A pre-concept design for an International NGO:  University, student campus, research and conference centre which focuses on human rights, peace and democracy, aiming to facilitate and educate students. The building concept is derived from our client’s vision to work worldwide with communities - to bring people together to promote positive change and provide a platform to access knowledge, while training future leaders from developing countries , who will drive change towards a brighter future.

Our response was to develop a bold architectural element; composed of three main threads that wrap around to generate the circle - a place of gathering, unity and exchange. The building form is thus conceived around the circular courtyard, the heart of the community, a gathering space to share, exchange and meet; where the main building activities pivot and weave around it.

A generous circular space will greet the visitor and set the tone directly relating to the University’s ethos and vision. Here, the heart of the project is filled with life, pumping social activity and consequently acting as a catalyst for the surrounding spaces.

University Campus for Human Rights, Vienna, 2020          
South Vienna, Austria
Collaborators: Nicos Yiatros
Render Visualisations by Ahad Almeida







The design is generous yet compact. A simple knot exercise of union. By celebrating the circular gesture, the building’s three main programmes are combined into one simple movement. The three threads weave the building into one beautiful unified organism.

This means that groundworks will be limited and that materials and forms will be coherent and part of one big whole making it economical to build and powerful to become an icon to which people can start relating to.
Another economic benefit of using sequential building is that it will allow for growth, meaning that the University can select which wings or linear programmes to start with and tune it to the financial strategy of the scheme. The relatively compact arrangement means a lower carbon footprint.

The gesture also allows for integrating the landscape and planting more trees on site.
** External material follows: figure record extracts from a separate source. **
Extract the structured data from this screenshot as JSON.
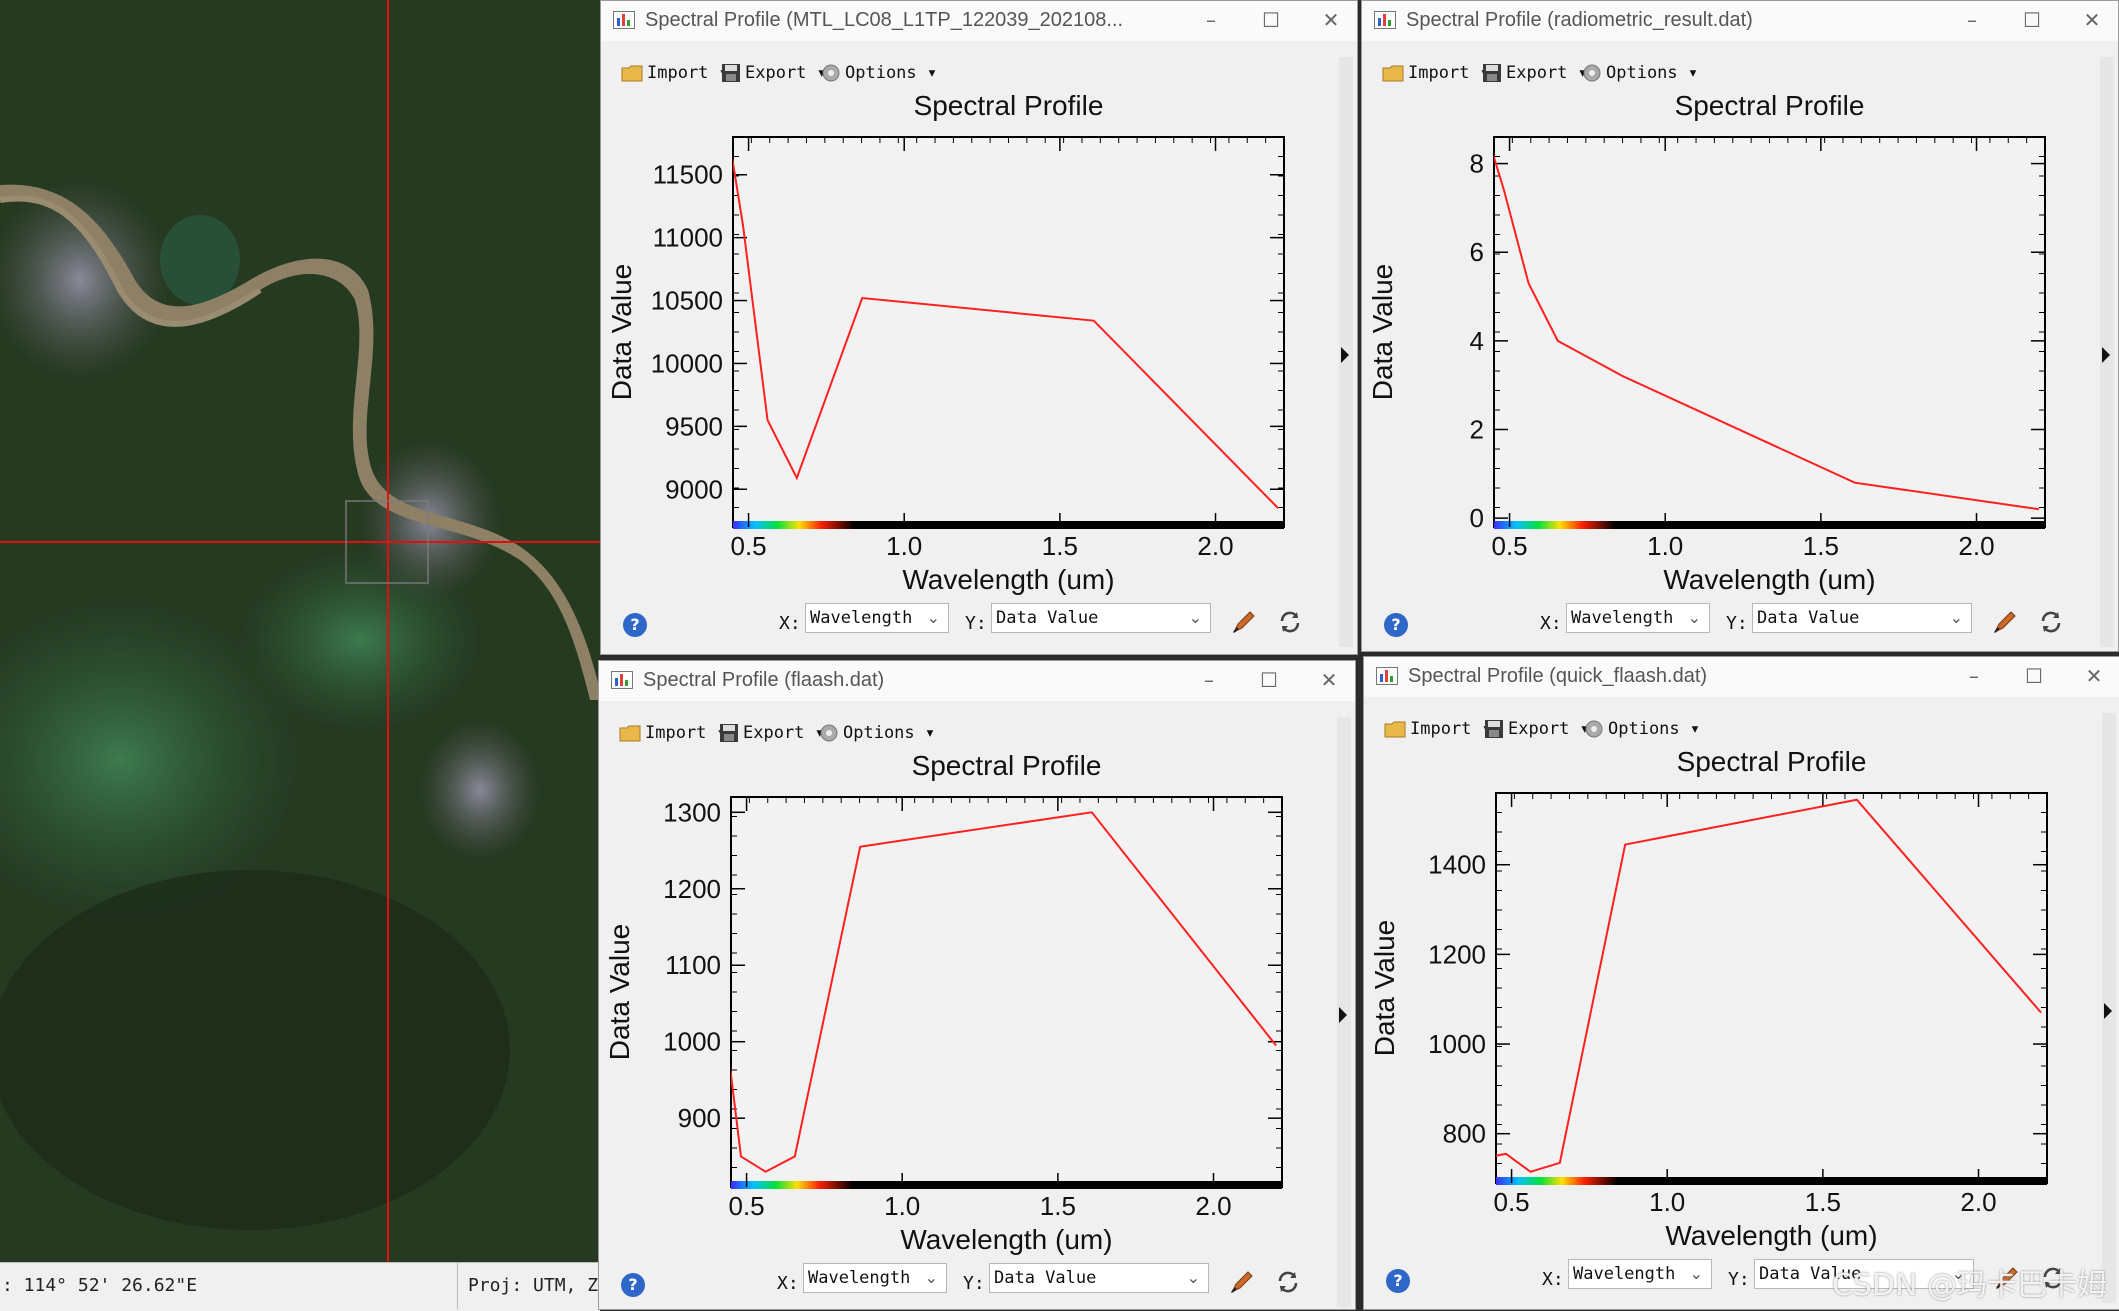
{
  "status_bar": {
    "coordinate": ": 114° 52' 26.62\"E",
    "projection": "Proj: UTM, Z"
  },
  "toolbar_labels": {
    "import": "Import",
    "export": "Export",
    "options": "Options"
  },
  "bottom_labels": {
    "x": "X:",
    "y": "Y:",
    "x_value": "Wavelength",
    "y_value": "Data Value"
  },
  "windows": [
    {
      "title": "Spectral Profile (MTL_LC08_L1TP_122039_202108...",
      "chart_data": {
        "type": "line",
        "title": "Spectral Profile",
        "xlabel": "Wavelength (um)",
        "ylabel": "Data Value",
        "xlim": [
          0.45,
          2.22
        ],
        "ylim": [
          8700,
          11800
        ],
        "xticks": [
          0.5,
          1.0,
          1.5,
          2.0
        ],
        "xtick_labels": [
          "0.5",
          "1.0",
          "1.5",
          "2.0"
        ],
        "yticks": [
          9000,
          9500,
          10000,
          10500,
          11000,
          11500
        ],
        "ytick_labels": [
          "9000",
          "9500",
          "10000",
          "10500",
          "11000",
          "11500"
        ],
        "x": [
          0.443,
          0.482,
          0.561,
          0.655,
          0.865,
          1.609,
          2.201
        ],
        "y": [
          11700,
          11100,
          9550,
          9090,
          10520,
          10340,
          8850
        ],
        "line_color": "#ff2020"
      }
    },
    {
      "title": "Spectral Profile (radiometric_result.dat)",
      "chart_data": {
        "type": "line",
        "title": "Spectral Profile",
        "xlabel": "Wavelength (um)",
        "ylabel": "Data Value",
        "xlim": [
          0.45,
          2.22
        ],
        "ylim": [
          -0.2,
          8.6
        ],
        "xticks": [
          0.5,
          1.0,
          1.5,
          2.0
        ],
        "xtick_labels": [
          "0.5",
          "1.0",
          "1.5",
          "2.0"
        ],
        "yticks": [
          0,
          2,
          4,
          6,
          8
        ],
        "ytick_labels": [
          "0",
          "2",
          "4",
          "6",
          "8"
        ],
        "x": [
          0.443,
          0.482,
          0.561,
          0.655,
          0.865,
          1.609,
          2.201
        ],
        "y": [
          8.3,
          7.4,
          5.3,
          4.0,
          3.2,
          0.8,
          0.2
        ],
        "line_color": "#ff2020"
      }
    },
    {
      "title": "Spectral Profile (flaash.dat)",
      "chart_data": {
        "type": "line",
        "title": "Spectral Profile",
        "xlabel": "Wavelength (um)",
        "ylabel": "Data Value",
        "xlim": [
          0.45,
          2.22
        ],
        "ylim": [
          810,
          1320
        ],
        "xticks": [
          0.5,
          1.0,
          1.5,
          2.0
        ],
        "xtick_labels": [
          "0.5",
          "1.0",
          "1.5",
          "2.0"
        ],
        "yticks": [
          900,
          1000,
          1100,
          1200,
          1300
        ],
        "ytick_labels": [
          "900",
          "1000",
          "1100",
          "1200",
          "1300"
        ],
        "x": [
          0.443,
          0.482,
          0.561,
          0.655,
          0.865,
          1.609,
          2.201
        ],
        "y": [
          980,
          850,
          830,
          850,
          1255,
          1300,
          995
        ],
        "line_color": "#ff2020"
      }
    },
    {
      "title": "Spectral Profile (quick_flaash.dat)",
      "chart_data": {
        "type": "line",
        "title": "Spectral Profile",
        "xlabel": "Wavelength (um)",
        "ylabel": "Data Value",
        "xlim": [
          0.45,
          2.22
        ],
        "ylim": [
          690,
          1560
        ],
        "xticks": [
          0.5,
          1.0,
          1.5,
          2.0
        ],
        "xtick_labels": [
          "0.5",
          "1.0",
          "1.5",
          "2.0"
        ],
        "yticks": [
          800,
          1000,
          1200,
          1400
        ],
        "ytick_labels": [
          "800",
          "1000",
          "1200",
          "1400"
        ],
        "x": [
          0.443,
          0.482,
          0.561,
          0.655,
          0.865,
          1.609,
          2.201
        ],
        "y": [
          750,
          755,
          715,
          735,
          1445,
          1545,
          1070
        ],
        "line_color": "#ff2020"
      }
    }
  ],
  "watermark": "CSDN @玛卡巴卡姆"
}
This can become part of the initial stages, an opportunity for the first students to contribute to the campus whilst becoming part of a positive group activity.













The three main programmes: campus, research centre and hotel accommodation, take the form of three threads which are interwoven around each other to generate the building diagram resulting in a bold yet simple concept, an iconic building yet human in scale and resolution.

This bold and clean gesture allows us to effortlessly weave the spaces together and allows for scalability and flexibility in the construction sequence – our client has the opportunity to choose to start from building one of the linear spaces and follow from there to complete the circular form.





In the centre, the heart of the campus becomes both a space for socialising and one for self-reflection; beautifully landscaped trees and vegetation which breathe life.

The garden will change with seasons and we are aiming to develop this further with activities and vegetation which will respond to the seasons – blooming in the spring and gently contracting in the winter.

The University campus, therefore, becomes an iconic figure highlighting the notion of unity, collaboration, sustainability and coming together.